Bu arada Fransız genç Tanguy, en son attığı mesajında Pamir Dağları’ndan henüz geçmişti, İngiliz konuklarımız Mairi ve Ian ise Antalya’ya ulaşıp Dubai hayallerine bir adım daha yaklaştı.
Tüm bunlar kulağa masal gibi geliyor değil mi? Ama dünyada bu hayalleri gerçek kılanlar oluyor işte! Biz de evimizi kısa süreliğini kendilerine açarak bir anlamda bu harika yolculuklara eşlik ediyoruz. Hepsi bu…
Üye olurken sınırlarınızı çizin
Bugüne kadar Fransa dâhil 3 ülkeden (İngiltere, İsviçre) gezginleri ağırladık ve çizgiyi aşana hiç rastlamadık. Elbette site yoluyla gelenlerle sıkıntı yaşayanlar vardır! Ama şans işte, bize hiç denk gelmedi. Ancak yine de tavsiyem siteye üye olurken sınırlarınızı iyi çizmeniz. Yani misafirin evinizde neler yapıp yapamayacağını ona anlatmanız...

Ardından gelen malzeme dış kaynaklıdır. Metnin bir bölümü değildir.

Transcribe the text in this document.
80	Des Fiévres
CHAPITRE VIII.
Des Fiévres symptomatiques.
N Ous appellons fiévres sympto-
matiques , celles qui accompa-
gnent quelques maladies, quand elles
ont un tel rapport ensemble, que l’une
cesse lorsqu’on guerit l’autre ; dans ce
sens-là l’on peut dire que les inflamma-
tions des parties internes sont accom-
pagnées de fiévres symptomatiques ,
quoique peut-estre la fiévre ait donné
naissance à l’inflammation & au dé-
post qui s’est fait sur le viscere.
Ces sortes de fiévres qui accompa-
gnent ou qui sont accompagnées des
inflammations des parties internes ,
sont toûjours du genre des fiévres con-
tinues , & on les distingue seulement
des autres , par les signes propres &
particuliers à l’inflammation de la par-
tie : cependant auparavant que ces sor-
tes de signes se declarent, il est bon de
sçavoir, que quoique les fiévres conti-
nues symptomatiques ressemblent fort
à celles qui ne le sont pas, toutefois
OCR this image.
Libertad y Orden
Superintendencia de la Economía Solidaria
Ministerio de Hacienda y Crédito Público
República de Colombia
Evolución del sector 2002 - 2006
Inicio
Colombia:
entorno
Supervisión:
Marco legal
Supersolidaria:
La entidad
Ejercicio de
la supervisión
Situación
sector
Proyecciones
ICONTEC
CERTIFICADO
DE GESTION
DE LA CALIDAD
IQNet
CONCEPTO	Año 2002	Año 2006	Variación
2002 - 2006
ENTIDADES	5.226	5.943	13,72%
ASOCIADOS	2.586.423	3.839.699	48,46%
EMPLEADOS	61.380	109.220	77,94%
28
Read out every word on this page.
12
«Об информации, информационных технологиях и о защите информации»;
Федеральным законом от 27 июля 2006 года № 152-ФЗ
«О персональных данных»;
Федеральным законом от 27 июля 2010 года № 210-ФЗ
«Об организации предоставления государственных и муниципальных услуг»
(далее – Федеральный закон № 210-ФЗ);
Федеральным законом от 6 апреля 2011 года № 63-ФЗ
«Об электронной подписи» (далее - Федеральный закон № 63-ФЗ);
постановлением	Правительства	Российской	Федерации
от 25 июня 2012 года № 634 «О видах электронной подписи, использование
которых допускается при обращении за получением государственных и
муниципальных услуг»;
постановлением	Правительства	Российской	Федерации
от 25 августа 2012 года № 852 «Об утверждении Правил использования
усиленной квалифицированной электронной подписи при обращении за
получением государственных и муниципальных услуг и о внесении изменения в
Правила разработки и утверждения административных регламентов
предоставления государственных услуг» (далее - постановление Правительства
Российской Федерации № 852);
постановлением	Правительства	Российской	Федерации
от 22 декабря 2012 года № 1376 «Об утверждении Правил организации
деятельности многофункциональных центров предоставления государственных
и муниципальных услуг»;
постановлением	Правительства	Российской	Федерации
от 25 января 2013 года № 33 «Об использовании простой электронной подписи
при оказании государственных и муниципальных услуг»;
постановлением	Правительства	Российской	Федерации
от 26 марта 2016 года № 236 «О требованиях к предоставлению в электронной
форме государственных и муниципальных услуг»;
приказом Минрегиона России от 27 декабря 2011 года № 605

Misal; aileniz, mesleğiniz, aynı anda kaç gezgini en fazla kaç gün ağırlayabileceğiniz, evinizin konumu, bisiklet parkı için uygunluğu, evcil hayvanınız olup olmadığı (alerjisi olan çıkabiliyor), mutfağınızı, banyonuzu, fırın ya da buzdolabınızı, hatta wi-fi bağlantınızı kullanıp kullanamayacaklarını ve evde sigara içilip içilmediğini açıkça yazmanız. İsterseniz başka hassasiyetlerinizi de not düşüp listenizi genişletebilirsiniz.